Opposing counsel was oh so gracious. “You did a fine job for your client,” he said, choosing just the phrase I’ve used for years to rub salt in the wounds of my defeated foes. (Note that I refer to my adversary as “opposing counsel.” Had I prevailed, he would have been “distinguished colleague.” Tough luck, pal. With a little less effort, you could have been distinguished.)
Judge was also gracious. I had made a monumental effort to depict my client as a tender and loving father, and despite a minor character flaw that had reduced his marital vows to a game of chance, he was. “After Plaintiff’s case, I thought your client was a second-rate sleaze,” Judge advised at trial’s end, “but after you put your case in, I realized that to the contrary, he was first-rate. Nice job.”
It was a nice job, the best I knew how to do, and still I had lost. And to make matters worse, I really thought I had the better case, if only by a narrow margin. I hurt for my client, the father, and I hurt for the kids, but I also hurt for me. You see, I really hadn’t lost any sort of case for quite some time, and I was just plain out of practice.

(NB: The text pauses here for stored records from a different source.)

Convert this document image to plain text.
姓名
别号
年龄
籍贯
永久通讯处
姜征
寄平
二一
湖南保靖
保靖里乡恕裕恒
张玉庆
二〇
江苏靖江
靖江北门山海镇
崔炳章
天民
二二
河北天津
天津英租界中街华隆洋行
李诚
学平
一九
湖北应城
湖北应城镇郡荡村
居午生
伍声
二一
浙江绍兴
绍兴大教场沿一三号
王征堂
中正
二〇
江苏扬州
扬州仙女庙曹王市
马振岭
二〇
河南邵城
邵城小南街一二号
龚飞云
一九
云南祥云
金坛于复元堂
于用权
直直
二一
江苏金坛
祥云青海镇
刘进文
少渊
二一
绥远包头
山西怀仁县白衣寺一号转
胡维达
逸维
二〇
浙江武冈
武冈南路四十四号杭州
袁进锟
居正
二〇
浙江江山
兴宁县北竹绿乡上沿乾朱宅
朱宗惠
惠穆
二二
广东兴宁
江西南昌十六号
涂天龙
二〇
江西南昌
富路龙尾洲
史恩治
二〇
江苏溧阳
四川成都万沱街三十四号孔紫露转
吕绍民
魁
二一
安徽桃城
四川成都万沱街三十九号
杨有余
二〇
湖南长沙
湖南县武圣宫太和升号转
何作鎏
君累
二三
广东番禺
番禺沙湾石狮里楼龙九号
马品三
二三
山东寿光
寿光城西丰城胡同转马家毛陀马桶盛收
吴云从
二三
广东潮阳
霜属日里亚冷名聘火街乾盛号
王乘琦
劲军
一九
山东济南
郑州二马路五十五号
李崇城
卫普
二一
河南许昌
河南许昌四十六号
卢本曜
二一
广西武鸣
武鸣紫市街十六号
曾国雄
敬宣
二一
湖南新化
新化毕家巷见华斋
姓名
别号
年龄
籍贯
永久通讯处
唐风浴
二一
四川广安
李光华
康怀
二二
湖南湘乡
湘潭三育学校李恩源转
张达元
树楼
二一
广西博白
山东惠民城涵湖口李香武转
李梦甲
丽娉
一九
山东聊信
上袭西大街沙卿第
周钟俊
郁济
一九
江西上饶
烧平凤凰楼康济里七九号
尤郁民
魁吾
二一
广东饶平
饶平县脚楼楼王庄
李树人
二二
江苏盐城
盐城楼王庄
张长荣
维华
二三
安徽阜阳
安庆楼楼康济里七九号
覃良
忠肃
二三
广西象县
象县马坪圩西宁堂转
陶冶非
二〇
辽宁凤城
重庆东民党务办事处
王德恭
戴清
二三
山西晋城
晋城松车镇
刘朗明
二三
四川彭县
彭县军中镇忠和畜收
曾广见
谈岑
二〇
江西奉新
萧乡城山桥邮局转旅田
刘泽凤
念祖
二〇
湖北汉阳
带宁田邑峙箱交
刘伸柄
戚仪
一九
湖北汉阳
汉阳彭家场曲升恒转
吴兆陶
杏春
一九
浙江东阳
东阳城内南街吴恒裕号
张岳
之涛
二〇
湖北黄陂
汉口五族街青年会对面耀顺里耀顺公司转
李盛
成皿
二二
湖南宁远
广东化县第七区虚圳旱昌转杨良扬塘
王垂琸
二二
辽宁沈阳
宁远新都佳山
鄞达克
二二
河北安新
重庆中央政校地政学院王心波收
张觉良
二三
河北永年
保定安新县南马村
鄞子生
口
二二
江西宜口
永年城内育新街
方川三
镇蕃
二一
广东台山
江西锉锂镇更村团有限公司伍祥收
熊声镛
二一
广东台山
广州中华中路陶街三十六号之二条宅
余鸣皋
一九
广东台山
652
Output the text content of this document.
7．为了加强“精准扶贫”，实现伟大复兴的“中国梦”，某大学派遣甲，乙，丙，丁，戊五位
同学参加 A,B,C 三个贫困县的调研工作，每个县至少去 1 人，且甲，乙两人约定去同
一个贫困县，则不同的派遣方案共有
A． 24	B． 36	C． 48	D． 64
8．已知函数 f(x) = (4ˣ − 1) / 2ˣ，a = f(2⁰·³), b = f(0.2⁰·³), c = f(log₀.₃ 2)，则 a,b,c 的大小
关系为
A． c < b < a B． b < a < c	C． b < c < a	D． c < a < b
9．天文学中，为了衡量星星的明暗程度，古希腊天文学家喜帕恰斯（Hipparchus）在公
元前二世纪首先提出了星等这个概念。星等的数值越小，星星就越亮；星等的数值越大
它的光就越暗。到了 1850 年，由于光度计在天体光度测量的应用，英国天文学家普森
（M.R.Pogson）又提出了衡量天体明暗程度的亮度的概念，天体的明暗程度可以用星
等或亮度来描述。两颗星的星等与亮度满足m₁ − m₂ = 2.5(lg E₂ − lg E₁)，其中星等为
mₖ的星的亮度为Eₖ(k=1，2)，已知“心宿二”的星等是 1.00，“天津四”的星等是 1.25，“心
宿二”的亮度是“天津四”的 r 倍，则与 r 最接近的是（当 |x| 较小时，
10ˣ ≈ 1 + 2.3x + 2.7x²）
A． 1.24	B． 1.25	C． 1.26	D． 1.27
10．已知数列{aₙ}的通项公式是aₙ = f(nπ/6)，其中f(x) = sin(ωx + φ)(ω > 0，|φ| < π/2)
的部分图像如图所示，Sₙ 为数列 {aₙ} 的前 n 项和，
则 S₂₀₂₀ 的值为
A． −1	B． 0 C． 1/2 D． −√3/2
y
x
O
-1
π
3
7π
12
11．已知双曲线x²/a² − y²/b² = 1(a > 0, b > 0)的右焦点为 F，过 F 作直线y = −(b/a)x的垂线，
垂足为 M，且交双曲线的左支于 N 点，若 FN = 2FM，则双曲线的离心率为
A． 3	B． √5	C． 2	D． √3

Oh I know, you are surprised that losing takes any practice at all, but then it comes so naturally to you. For me however, the undefeated chess champion of my junior high, the notion of losing had always been anathema. From early on, it was simply not part of my plans.
The jury in my first trial was apparently not privy to my plans. “We find for the Defendant and against the Plaintiff,” the jury foreman announced, “and we do so with great delight.” Ooh, the last part wasn’t necessary.
My plaintiff was a guest passenger in an automobile rear-ended at a stop sign. How could you lose a case like that?
“Perhaps the result might have been different,” offered my partner, “if your client had waited until after impact before she jumped out of the car screaming ‘whiplash.’” It was the first time he gave evidence of the candor that eventually led to the demise of our firm.
Like Houdini, I was not ready for the blow. For weeks thereafter, I couldn’t eat, I couldn’t sleep, I even stopped dreaming of wrongful deaths. It took the sage advice of the kindly old lawyer who had taken me under his wing to snap me out it.
“You’re a bigger jerk than I thought,” he counseled. “Lookit, this is not chess. In law, you can be smarter, stronger, faster, you can make every right move, just like in the book, and it may not get you the win. Sometimes you just plain lose.”
I cannot tell you how my intellect rebelled against such heresy. I, the me who was raised on the Lone Ranger and Superman, the me who needed right to make might each time out, the me who wanted happy endings, I was crushed. Did Perry Mason know this? Did Hugo Black? Arggh!
For a long while thereafter, I couldn’t come to terms with it. Needing a reason to explain defeat, I blamed myself. “Not smart enough,” I chastised, “work harder,” I implored, “wear a different suit,” I admonished, all to no avail. I still lost cases, and with each one, some small measure of my self-esteem. Soon I had none left, and most of my career lay yet ahead.
In time, I came to understand the system that occupies our energies. It’s a system full of judges, juries and other lawyers, and each has their own divine capacity to get in my way. It isn’t the system I had hoped for, but I’ve made my peace with it. With so many chefs, there is certain randomness to the stew, and if some of my victories are not always the result of my efforts, at least some of the losses are not always the result of my shortcomings.
Every once in a while, a very great while, I can make use of the agony of a defeat, just to regain my perspective. I expect there are great many lawyers who, like me, can use a loss from time to time to remind them of the nature of this business, and I am delighted to oblige them. With very little effort, they too can become distinguished, and in the process, they can make my cat so very happy.